Tant que vous êtes franchisé, la clause de non-concurrence vous prive du droit de développer une activité complémentaire. Si elle est post-contractuelle, elle vous empêchera ensuite d’exercer toute activité commerciale pendant une durée donnée. De portée plus restreinte, la clause de non-affiliation interdit au franchisé sortant d’intégrer un autre réseau pour une activité concurrente ou différente, même si c’est le franchiseur qui s’oppose au renouvellement du contrat. Dans la perspective d’une vente de votre fonds de commerce, la clause d’agrément permet au franchiseur de refuser les candidatures de repreneurs que vous lui présenteriez. Enfin, la clause de préemption autorise le franchiseur à racheter le fonds ou le droit au bail si les conditions sont au minimum égales à l’offre de reprise présentée par le franchisé.

À faire : le contrat doit inclure les conditions de résiliation anticipée, avec un préavis minimum de six mois, et de renouvellement (sans nouveau droit d’entrée à régler). 
Alain Le May, franchisé de l’enseigne Cavavin et médiateur à la FFF, insiste : « Tout doit être stipulé et validé par un avocat. » Afin d’éviter de vous retrouver personnellement responsable d’impayés, refusez les clauses qui engagent votre patrimoine – clause de solidarité, notamment – ou d’engagement de caution.

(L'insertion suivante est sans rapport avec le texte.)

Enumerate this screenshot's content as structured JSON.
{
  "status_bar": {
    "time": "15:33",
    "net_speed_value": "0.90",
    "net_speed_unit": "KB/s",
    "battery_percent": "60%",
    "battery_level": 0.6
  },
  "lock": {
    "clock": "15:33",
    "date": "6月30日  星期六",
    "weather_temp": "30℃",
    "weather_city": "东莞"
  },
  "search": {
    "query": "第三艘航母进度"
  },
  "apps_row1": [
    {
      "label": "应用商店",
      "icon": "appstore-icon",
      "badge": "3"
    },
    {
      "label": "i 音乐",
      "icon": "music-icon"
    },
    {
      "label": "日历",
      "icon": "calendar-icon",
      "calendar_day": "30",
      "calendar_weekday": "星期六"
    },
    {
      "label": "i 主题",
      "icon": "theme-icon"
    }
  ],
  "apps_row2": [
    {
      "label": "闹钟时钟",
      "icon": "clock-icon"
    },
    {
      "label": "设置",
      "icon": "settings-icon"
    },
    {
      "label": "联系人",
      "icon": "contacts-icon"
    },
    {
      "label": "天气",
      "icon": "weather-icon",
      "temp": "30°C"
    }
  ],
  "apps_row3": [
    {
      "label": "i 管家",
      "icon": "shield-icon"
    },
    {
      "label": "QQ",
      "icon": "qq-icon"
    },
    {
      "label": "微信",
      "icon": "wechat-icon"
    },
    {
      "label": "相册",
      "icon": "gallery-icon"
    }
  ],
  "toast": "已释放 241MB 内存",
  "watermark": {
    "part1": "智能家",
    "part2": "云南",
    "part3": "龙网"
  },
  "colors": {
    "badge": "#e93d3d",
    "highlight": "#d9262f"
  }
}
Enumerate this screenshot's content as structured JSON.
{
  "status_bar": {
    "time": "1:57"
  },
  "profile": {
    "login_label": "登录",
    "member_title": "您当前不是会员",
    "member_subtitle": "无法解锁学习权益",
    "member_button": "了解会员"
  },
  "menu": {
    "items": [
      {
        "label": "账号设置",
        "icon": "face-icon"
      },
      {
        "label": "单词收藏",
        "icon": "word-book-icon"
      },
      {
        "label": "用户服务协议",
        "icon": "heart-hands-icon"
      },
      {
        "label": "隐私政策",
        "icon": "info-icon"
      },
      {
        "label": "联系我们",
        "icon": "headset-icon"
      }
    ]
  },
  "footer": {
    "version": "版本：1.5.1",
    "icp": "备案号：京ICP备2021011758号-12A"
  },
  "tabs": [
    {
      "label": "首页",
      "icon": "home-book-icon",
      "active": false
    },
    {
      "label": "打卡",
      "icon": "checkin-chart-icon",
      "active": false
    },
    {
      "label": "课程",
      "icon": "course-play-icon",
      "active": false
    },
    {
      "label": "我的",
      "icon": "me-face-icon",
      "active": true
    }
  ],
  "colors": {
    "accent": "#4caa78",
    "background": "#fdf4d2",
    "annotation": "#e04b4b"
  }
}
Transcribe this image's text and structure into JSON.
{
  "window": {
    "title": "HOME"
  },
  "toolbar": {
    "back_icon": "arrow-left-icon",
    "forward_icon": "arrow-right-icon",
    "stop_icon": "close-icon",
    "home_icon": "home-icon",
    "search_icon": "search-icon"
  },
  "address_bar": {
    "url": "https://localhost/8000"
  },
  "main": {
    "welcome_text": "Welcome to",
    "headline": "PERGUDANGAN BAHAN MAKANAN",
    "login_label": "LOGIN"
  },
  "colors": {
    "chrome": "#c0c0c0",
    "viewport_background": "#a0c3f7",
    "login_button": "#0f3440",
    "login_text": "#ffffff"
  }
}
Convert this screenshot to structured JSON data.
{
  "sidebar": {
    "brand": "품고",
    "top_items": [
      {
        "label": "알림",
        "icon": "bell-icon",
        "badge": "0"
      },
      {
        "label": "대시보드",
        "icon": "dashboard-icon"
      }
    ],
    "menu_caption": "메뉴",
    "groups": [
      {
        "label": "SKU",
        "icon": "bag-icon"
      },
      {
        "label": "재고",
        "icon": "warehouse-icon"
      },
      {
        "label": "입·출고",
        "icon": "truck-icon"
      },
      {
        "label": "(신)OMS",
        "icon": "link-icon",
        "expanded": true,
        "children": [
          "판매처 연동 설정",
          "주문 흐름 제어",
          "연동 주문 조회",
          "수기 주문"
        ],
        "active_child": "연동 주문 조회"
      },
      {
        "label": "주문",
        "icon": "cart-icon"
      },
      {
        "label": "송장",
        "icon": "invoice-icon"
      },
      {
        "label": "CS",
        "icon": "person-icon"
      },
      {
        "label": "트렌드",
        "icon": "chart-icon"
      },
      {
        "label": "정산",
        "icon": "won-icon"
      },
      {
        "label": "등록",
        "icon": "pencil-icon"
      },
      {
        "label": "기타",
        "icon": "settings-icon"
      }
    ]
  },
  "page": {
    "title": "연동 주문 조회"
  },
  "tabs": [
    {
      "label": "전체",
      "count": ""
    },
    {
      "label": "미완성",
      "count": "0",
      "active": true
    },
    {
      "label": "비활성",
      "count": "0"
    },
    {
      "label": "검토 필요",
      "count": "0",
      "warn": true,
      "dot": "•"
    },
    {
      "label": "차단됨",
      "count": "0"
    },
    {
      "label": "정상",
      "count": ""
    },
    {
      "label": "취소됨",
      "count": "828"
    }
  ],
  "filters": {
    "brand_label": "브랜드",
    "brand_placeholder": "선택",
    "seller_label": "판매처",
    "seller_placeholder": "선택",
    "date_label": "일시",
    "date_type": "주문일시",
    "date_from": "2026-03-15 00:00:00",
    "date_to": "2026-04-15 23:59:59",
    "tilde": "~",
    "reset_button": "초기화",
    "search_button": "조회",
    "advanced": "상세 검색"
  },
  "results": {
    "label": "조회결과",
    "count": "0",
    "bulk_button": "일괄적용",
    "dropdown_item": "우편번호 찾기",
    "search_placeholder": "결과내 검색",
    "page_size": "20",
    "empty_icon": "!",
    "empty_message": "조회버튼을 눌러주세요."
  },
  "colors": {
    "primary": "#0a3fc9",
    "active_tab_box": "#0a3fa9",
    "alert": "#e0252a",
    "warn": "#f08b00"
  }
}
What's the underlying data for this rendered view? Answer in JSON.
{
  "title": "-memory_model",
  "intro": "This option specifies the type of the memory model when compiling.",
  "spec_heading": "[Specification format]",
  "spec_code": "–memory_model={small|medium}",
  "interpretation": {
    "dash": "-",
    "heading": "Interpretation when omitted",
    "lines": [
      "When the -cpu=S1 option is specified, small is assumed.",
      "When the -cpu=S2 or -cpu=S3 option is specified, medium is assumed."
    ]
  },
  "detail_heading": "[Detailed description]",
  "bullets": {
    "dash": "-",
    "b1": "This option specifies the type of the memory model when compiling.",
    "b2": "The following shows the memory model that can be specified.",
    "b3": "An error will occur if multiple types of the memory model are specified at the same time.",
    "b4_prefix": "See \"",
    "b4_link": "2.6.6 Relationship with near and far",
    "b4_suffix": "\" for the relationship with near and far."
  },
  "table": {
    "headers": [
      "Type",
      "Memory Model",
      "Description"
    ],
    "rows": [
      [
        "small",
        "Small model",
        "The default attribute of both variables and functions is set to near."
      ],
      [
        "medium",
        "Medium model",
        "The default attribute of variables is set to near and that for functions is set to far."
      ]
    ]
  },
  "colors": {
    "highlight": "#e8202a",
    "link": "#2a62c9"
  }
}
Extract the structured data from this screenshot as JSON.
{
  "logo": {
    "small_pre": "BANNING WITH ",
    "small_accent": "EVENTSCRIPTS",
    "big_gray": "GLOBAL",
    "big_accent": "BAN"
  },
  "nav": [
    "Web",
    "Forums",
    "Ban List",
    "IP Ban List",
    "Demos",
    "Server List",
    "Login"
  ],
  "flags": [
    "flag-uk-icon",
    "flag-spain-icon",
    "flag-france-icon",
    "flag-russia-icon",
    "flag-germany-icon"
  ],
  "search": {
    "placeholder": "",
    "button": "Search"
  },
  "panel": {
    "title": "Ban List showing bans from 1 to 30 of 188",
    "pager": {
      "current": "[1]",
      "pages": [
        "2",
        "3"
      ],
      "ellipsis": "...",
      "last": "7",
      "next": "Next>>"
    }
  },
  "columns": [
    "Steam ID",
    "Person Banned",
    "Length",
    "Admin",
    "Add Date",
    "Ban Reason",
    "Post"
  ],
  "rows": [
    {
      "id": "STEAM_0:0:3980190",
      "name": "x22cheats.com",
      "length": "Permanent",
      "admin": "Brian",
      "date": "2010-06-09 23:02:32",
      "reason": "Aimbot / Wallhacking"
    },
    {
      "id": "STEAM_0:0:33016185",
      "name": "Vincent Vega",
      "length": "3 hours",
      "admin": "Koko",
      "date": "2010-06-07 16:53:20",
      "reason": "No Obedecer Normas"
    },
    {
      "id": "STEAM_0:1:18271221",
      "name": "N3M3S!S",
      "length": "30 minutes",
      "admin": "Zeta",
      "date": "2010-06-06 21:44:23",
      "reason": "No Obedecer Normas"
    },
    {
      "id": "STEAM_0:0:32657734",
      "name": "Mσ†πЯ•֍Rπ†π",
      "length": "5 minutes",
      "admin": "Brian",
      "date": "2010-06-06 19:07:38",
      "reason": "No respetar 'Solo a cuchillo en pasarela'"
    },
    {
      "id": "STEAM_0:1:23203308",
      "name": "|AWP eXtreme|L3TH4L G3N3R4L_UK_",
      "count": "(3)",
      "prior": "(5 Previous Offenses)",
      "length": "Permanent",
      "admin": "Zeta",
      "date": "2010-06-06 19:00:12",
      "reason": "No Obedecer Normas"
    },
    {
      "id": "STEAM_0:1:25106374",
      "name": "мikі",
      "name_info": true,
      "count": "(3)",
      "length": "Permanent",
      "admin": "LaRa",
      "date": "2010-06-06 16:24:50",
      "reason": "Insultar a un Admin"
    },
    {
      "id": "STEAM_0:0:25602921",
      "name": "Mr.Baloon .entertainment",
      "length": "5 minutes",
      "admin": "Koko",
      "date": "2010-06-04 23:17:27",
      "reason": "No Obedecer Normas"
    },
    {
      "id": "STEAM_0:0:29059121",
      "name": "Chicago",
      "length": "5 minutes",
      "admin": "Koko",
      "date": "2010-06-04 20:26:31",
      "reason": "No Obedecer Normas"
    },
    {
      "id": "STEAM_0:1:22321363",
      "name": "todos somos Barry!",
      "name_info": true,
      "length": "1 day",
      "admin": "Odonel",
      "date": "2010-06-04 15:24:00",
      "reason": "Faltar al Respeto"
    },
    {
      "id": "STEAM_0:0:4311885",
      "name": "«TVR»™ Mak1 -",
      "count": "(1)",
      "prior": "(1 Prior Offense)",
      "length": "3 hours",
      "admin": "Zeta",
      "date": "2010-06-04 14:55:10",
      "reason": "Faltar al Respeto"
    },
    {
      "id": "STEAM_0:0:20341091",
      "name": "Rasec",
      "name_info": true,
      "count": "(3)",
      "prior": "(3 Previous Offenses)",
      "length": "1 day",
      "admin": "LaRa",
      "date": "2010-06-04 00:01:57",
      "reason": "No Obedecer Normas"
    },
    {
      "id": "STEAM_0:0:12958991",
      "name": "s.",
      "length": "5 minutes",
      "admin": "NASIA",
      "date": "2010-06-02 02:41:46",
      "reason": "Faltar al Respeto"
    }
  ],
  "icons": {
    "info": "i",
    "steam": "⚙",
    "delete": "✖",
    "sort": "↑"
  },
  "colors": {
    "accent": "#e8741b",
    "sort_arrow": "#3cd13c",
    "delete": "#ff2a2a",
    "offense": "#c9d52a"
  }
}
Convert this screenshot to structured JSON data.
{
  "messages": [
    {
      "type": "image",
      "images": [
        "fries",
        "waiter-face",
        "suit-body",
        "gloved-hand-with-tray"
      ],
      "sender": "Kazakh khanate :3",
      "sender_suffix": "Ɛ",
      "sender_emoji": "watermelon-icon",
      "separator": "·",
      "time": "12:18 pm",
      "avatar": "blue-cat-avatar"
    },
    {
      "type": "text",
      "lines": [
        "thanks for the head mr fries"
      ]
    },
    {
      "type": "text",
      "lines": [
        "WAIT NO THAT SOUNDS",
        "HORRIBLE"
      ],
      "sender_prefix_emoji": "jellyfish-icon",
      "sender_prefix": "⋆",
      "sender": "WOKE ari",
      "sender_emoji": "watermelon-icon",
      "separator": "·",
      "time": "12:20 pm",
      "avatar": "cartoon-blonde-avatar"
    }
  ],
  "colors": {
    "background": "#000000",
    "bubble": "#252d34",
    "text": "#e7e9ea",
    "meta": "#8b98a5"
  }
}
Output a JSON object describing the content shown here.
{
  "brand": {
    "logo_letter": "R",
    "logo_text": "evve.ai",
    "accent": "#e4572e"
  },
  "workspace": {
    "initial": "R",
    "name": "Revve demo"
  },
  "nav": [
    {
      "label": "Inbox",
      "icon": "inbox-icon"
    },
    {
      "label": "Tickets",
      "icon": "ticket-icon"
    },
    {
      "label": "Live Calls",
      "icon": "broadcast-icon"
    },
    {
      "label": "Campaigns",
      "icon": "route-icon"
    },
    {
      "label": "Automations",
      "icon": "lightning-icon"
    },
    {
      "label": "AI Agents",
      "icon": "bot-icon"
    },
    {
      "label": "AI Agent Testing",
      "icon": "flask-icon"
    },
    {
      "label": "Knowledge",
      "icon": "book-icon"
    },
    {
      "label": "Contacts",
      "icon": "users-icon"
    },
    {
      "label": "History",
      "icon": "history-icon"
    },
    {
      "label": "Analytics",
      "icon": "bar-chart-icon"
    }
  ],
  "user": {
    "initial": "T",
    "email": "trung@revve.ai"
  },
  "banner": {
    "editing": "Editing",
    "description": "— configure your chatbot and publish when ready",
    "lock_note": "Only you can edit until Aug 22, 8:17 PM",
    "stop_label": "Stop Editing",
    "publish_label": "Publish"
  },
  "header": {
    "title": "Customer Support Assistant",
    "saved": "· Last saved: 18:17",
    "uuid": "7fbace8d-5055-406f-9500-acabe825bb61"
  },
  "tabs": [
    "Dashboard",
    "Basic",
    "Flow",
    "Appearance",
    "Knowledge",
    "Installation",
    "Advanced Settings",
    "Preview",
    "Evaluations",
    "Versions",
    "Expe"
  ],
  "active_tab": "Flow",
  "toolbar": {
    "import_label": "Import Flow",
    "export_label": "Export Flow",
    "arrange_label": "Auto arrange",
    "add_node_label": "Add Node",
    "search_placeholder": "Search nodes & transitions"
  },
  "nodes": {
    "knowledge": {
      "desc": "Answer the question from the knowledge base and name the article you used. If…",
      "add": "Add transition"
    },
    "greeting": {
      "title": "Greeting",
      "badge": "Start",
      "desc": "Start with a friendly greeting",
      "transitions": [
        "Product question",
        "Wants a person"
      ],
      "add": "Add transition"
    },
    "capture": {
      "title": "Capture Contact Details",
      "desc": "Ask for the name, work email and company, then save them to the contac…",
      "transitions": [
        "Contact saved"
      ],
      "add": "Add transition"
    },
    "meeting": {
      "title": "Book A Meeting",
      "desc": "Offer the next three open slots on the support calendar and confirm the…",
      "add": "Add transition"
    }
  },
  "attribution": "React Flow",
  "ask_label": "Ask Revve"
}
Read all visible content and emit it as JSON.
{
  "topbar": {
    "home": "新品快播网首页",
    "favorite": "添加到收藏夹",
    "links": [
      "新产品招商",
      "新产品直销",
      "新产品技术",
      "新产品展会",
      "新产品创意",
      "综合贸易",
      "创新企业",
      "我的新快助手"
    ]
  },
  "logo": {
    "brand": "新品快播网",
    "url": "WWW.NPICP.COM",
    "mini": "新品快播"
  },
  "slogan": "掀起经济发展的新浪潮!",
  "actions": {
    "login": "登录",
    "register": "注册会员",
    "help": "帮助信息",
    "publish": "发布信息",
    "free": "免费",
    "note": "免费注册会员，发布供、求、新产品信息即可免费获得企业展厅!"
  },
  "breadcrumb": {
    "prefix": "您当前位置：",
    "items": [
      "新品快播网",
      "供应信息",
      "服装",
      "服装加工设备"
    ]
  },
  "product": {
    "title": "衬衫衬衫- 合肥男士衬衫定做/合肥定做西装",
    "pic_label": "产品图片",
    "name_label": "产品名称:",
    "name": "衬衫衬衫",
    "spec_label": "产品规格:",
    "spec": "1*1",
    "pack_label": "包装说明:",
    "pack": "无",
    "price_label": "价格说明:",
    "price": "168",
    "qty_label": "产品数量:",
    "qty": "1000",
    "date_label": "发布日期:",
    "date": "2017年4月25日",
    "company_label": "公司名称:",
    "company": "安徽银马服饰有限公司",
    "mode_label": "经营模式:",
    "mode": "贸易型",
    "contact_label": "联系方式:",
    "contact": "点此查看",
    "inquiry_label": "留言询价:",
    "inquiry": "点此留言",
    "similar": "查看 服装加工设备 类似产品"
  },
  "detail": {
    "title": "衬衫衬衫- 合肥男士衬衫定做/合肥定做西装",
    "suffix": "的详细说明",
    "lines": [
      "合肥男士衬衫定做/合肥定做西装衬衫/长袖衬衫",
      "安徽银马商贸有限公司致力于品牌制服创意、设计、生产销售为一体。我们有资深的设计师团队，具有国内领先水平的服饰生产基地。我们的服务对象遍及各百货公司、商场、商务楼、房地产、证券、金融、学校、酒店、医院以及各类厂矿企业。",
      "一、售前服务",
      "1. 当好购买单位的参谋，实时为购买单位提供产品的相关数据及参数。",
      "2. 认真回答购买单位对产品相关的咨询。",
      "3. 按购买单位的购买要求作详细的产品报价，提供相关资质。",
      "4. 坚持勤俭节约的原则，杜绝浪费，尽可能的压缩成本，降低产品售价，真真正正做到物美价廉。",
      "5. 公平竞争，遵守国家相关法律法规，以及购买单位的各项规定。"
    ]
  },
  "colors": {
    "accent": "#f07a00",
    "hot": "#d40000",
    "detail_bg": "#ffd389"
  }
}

Se soumettre à une juridiction étrangère

Certains contrats imposent l’application d’un droit étranger en cas de conflit. « Comme les franchisés craignent les conséquences financières, ils n’assignent pas le franchiseur à l’étranger, analyse Charlotte Bellet. Alors qu’en France, hormis les frais d’avocat qui peuvent s’élever à 7 000 euros, la procédure est gratuite. En Angleterre, le procès coûte 200 000 à 300 000 euros. Le franchiseur s’assure ainsi qu’il n’aura pas d’ennui. Si une clause prévoit
 la compétence d’un tribunal arbitral ou d’une chambre arbitrale, attendez-vous à un coût variant entre 30 000 et 60 000 euros sans pouvoir ensuite faire appel, la plupart du temps. »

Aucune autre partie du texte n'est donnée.